# HulC for Online Algorithms
## Introduction
For big data problems, M-estimators are often obtained using online algorithms such as the stochastic gradient descent (SGD) or many of its variants. These algorithms have a low cost per iteration and only takes $n$ iterations where $n$ is the number of observations. The vanilla SGD has been extended and generalized in several ways for improvement. For example, the implicit SGD of [Toulis and Airoldi](https://drive.google.com/file/d/1aC6ZHZF-_YDw4T8cwYlmfwSqL9-LREyf/view) (2017, Annals of Statistics) provides implicit updates on the parameter values and brings more stability compared to the vanilla SGD. The ROOT-SGD method of [Li, Mou, Wainwright, and Jordon](https://arxiv.org/pdf/2008.12690.pdf) (2020, ArXiv:2008.12690) improves the vanilla SGD in terms of its finite sample behavior as well as reduce the order of higher order terms for asymptotic normality. The gradient-free SGD method of [Chen, Lai, Li, and Zhang](https://arxiv.org/pdf/2102.03389.pdf) (2021, ArXiv:2102.03389) relaxes the requirement explicitly known unbiased estimator of gradient for SGD. They only use function values to compute the gradient by Gaussian perturbation. These online algorithms nicely tackle the problem of estimation from a computational perspective. However, inference via confidence intervals using these online algorithms is relatively not as well understood. For all the algorithms mentioned above including the vanilla SGD, it is known that under certain regularity conditions, the average of the iterates has an asymptotic Gaussian distribution centered at the true parameter value. For this result for vanilla SGD, see [Polyak and Juditsky](http://www.meyn.ece.ufl.edu/archive/spm_files/Courses/ECE555-2011/555media/poljud92.pdf) (1992, SIAM J. Control and Optimization). The inference problem based on these online algorithms has received a lot of attention in the recent times. There are two main lines of research:
- Estimating the asymptotic covariance matrix and construct the usual Wald intervals;
- Run a parallel perturbed online algorithms so as to replicate the distribution of the original estimator. This is similar to multiplier bootstrap.

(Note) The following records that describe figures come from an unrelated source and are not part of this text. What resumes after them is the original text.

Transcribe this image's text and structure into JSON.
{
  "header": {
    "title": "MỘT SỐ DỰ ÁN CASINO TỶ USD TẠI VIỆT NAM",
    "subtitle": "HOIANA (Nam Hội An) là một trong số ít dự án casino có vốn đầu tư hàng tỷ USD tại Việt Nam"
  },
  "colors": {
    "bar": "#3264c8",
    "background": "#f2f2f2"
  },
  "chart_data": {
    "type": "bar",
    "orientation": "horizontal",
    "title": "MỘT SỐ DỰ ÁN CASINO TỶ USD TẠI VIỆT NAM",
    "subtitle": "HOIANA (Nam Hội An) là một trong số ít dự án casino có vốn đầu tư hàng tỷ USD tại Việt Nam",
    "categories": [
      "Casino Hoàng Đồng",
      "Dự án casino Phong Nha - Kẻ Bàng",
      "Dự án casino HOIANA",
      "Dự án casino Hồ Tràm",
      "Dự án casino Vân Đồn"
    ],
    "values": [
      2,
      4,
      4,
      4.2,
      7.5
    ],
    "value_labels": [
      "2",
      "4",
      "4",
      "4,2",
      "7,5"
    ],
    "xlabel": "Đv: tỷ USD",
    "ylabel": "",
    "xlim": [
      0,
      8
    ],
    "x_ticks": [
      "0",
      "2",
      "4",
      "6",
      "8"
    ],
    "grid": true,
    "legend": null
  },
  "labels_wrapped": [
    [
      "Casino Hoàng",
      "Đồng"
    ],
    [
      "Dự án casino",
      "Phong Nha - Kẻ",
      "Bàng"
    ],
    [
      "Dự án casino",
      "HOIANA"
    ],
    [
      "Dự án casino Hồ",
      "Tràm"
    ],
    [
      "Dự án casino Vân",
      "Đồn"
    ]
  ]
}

## SGD and asymptotic normality
Let us now discuss the vanilla SGD and discuss its asymptotic normality. Let $\theta^{\star}\in\mathbb{R}^d$ be defined as
\begin{equation*}
\theta^{\star} := \underset{\theta\in\mathbb{R}^d}{\text{argmin}} F(\theta),\quad\mbox{where}\quad F(\theta) = \mathbb{E}[f(Z; \theta)],
\end{equation*}
for a random variable $Z$ in some measurable space. Let $Z_1, Z_2, \ldots$ be a sequence of independent and identically distributed random variables observed sequentially. If $\theta_0$ denotes a given starting point, the SGD iterate at the $t$-th iterate is given by
\begin{equation*}
\theta_t = \theta_{t-1} - \eta_t\nabla f(Z_t; \theta_{t-1}),
\end{equation*}
where $\nabla f(z; \theta) = \partial f(z; \theta)/\partial\theta$ denotes the gradient of $\theta\mapsto f(z; \theta)$.
In general, the step size $\eta_t$ is chosen to decrease with $t$. At time $T$, the algorithm can return either the last iterate $\theta_T$ or the average iterate $\bar{\theta}_T = T^{-1}\sum_{t=1}^T \theta_t$. The averaging is called Polyak--Ruppert averaging. The results of [Polyak and Juditsky](http://www.meyn.ece.ufl.edu/archive/spm_files/Courses/ECE555-2011/555media/poljud92.pdf) imply that the average iterate is a "better" estimator of $\theta^{\star}$ than the last iterate. In the following, we only discuss the properties of the average iterate $\bar{\theta}_T$.